Under siege and under pressure, Matt Scudder soon makes connections between Monica's new beau and the men called Applewhite and Bodinson, from Virginia. Fans of this series will recognize connections, as well, between events here and the unresolved slayings left over from Hope to Die. There appears to be a serial killer traversing time and people, and Scudder realizes that the past has caught up with him at last, and the life he created from the vacuum of his alcoholism is under threat. As friends start to perish all around him, the harder he tries to cling to what really matters, the tighter grows the noose. Scudder knew that life was far from a bed of roses, but now he sees that even the few roses he smelled around him are dying.
The yarn that blooms in All the Flowers Are Dying is terrifying; it really makes your skin crawl.

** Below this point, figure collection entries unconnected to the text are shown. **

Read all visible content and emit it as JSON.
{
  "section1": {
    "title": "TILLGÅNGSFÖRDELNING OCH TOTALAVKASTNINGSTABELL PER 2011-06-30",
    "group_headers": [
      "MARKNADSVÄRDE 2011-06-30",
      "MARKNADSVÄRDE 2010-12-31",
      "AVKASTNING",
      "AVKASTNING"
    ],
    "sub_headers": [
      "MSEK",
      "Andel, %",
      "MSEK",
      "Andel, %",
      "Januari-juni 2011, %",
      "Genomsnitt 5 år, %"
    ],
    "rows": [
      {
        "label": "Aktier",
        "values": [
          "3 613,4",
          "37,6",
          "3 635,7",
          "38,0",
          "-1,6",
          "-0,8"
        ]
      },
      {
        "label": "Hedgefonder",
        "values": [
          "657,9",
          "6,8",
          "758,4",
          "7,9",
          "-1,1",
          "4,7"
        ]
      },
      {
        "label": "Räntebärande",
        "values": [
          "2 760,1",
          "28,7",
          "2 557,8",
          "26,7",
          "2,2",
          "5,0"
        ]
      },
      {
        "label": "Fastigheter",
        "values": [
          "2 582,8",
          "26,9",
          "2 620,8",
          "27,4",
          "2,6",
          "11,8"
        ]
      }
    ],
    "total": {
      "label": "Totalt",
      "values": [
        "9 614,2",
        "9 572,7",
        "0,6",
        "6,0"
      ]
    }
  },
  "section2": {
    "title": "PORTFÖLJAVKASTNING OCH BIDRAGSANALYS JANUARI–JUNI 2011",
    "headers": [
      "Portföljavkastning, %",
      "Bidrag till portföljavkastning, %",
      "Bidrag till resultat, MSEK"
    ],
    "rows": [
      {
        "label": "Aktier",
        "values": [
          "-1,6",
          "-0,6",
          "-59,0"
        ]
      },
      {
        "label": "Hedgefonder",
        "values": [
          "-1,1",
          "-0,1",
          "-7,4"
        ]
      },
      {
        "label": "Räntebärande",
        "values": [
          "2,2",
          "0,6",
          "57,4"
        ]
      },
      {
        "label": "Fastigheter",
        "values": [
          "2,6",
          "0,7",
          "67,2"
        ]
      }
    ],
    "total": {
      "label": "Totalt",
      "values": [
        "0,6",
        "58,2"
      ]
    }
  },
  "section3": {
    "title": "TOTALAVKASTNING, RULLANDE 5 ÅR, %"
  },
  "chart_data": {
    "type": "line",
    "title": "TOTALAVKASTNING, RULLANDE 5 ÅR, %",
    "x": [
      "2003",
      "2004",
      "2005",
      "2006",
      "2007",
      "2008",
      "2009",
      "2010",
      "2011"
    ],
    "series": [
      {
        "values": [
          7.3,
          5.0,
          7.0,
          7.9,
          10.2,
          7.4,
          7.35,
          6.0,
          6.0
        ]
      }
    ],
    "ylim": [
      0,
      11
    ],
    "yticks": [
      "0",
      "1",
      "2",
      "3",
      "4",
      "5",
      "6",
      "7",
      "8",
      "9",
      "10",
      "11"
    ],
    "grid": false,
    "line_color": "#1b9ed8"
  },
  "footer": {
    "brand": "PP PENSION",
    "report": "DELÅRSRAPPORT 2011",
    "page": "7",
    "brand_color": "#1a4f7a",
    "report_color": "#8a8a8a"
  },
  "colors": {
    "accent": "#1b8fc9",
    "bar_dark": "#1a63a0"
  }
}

Yet at the same time, the prolific Block -- a multiple award winner and Mystery Writers of America Grand Master -- delivers an engrossing, uncompromising look at human existence, and how deeply the death of friends impacts our lives. Perhaps the most surprising aspect of this novel is that, despite its wrapping up the closing years of a series, it can be read easily as a standalone, since it ties together so many of the strands that have formed the six-plus decades of Matt Scudder's life in a neat black bow.
Other novels waiting to be published in 2005 will have a tough time, indeed, displacing Flowers from my "best of the year" list. | March 2005
Ali Karim is an industrial chemist, freelance journalist and book reviewer living in England. In addition to being a regular January Magazine contributor, he's also the assistant editor of the e-zine Shots, writes for Deadly Pleasures magazine and is an associate member of the British Crime Writers Association. Karim is currently working on a novel.